The first thing you need to do is preheat your outdoor grill to very high heat, like 550°F – 600°F. Oh, and if you’re using wooden skewers, make sure you soak them in water for at least 30 minutes before assembling the kabobs, else they will simply turn to ash on you…
Honestly, though, I used to be a big fan of wooden skewers, but that was until I invested [a very small amount of money] in a set of metal skewers. These things are so much easier to use; for starters, you don’t need to remember to soak them, they never break on you as you thread the goodies onto them and once cooked, your items will slide off almost effortlessly, so you never end up catapulting your food into whoever-happens-to-be-sitting-across-the-table-from-you’s plate, or face! Frankly, I think they make the whole kabob making / eating experience much more pleasant.
But enough talk about the skewers, let’s get down to the core of things: ingredient prepping!
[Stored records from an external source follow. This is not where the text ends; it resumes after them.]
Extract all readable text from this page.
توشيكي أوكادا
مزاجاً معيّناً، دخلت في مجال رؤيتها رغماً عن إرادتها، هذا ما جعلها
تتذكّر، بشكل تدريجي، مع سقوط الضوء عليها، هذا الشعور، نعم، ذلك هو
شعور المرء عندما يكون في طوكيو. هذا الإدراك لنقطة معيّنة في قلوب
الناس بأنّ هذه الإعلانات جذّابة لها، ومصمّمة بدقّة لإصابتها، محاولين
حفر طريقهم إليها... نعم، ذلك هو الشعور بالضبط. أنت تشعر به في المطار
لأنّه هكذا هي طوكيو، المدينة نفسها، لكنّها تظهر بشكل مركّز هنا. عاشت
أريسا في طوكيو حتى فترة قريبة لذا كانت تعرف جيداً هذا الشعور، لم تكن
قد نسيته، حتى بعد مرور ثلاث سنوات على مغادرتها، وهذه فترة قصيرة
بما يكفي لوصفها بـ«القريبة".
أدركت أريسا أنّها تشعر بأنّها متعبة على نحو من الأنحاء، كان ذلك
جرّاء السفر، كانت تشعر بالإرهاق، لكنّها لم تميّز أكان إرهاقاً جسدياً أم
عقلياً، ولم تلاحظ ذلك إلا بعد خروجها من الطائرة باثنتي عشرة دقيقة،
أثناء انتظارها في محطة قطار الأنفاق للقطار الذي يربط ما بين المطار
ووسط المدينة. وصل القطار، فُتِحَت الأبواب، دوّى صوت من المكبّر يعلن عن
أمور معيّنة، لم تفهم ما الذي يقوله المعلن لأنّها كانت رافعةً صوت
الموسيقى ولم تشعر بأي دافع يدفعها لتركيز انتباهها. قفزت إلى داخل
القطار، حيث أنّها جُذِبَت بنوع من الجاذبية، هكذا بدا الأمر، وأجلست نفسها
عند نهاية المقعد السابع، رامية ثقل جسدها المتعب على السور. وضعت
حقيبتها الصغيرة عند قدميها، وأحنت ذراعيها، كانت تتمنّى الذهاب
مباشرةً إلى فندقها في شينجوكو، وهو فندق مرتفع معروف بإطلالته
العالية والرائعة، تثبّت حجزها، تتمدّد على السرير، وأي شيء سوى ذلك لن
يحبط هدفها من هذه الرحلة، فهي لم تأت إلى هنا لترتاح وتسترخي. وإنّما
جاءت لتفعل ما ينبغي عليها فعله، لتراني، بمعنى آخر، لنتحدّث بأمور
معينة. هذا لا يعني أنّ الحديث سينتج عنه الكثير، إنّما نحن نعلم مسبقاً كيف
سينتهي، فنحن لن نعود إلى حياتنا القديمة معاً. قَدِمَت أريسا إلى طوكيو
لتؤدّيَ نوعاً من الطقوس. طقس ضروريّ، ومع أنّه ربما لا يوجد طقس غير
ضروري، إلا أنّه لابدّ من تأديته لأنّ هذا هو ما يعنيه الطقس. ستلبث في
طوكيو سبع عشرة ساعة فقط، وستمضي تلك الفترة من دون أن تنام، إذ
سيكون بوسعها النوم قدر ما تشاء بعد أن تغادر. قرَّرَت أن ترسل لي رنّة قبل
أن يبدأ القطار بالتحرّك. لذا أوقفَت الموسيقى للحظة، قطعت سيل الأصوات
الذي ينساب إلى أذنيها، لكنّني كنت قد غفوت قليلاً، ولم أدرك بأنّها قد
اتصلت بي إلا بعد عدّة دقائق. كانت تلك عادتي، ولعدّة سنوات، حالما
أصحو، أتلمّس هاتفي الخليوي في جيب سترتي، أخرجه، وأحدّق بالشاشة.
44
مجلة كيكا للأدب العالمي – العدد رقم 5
Let’s begin with the meat: trim as much visible fat as you can from the lamb shoulder and then cut it into 36 cubes of roughly an inch each. Most butchers will gladly take care of that for you, though, or even have some ready-made cubes in the counter, so if you’re not too comfortable with cutting meat and stuff, don’t be afraid to ask.
Oh, and hey, if lamb is not your thing, feel free to sub beef, pork or even chicken… you’re not gonna hurt my feelings! 😉
Once your meat is all good and ready, peel half an onion and cut it into 4 pieces crosswise; then separate the layers in order to get at least 12 good, large pieces in total.
Cut the apple in half lengthwise, remove the core and then cut each half into 6 pieces. The best way to do this is to cut it once lengthwise and then twice crosswise. About the apple, I chose to use a Red Delicious because it stays nice and firm even after being cooked, but you could very well use any other variety. The cooking time is fairly short, so I doubt that any of them would actually turn to mush…
Cut the Medjool dates in half crosswise (you’ll have to work your way around the pit) and then remove the pit by pulling gently on it.
Now thread all of this yummy stuff onto skewers, starting with 2 pieces of meat, followed by 1 slice of onion, 1 piece of apple and half a date; repeat this sequence once again and then finish with 2 pieces of meat.
Sprinkle the finished skewers generously and on all sides with salt, pepper and chopped fresh rosemary and then place them on the hot grill.
Close the lid and let the kabobs cook undisturbed for about 5 minutes then flip them over and continue cooking for another 5 to 6 minutes, or until the meat is nice and golden brown.
Remove the kabobs from the grill, sprinkle them with more fresh rosemary, cover loosely with aluminum foil and let them rest for 5 to 10 minutes before serving.
That’s just enough time to throw a bunch of veggies, like zukes and bell peppers for instance, on the grill!
I’m telling you, these kabobs pack so much flavor, they’re simply gonna blow your mind.
And if you’re planning on serving them to guests, I would plan on at least 2 per person… just sayin’ you know!
‘Cuz yeah, they’re that good!
- Preheat your outdoor grill to very high heat (550°F - 600°F)
- Trim all visible fat from the meat and cut it into 36 cubes (unless you got the pre-cut cubes or had your butcher take care of that for you, then you can definitely skip this step…)
- Peel the half onion, cut it into 4 pieces crosswise and separate the layers in order to get at least 12 pieces in total.
- Cut the apple in half lengthwise, remove the core and then cut each half into 6 pieces.
- Cut the Medjool dates in half and remove their pits by pulling gently on it.
- Thread onto skewers, starting with 2 pieces of meat, followed by 1 slice of onion, 1 piece of apple and half a date; repeat this sequence once again and then finish with 2 pieces of meat.
- Sprinkle the finished skewers generously with salt, pepper and fresh rosemary and then place them on the hot grill.
- Close the lid and cook the kabobs for about 5 minutes then flip them to the other side and continue cooking for another 5 to 6 minutes, or until the meat is nice and golden brown.
- Remove the kabobs from the grill, sprinkle with more fresh rosemary, cover loosely and let them rest for 5 to 10 minutes before serving.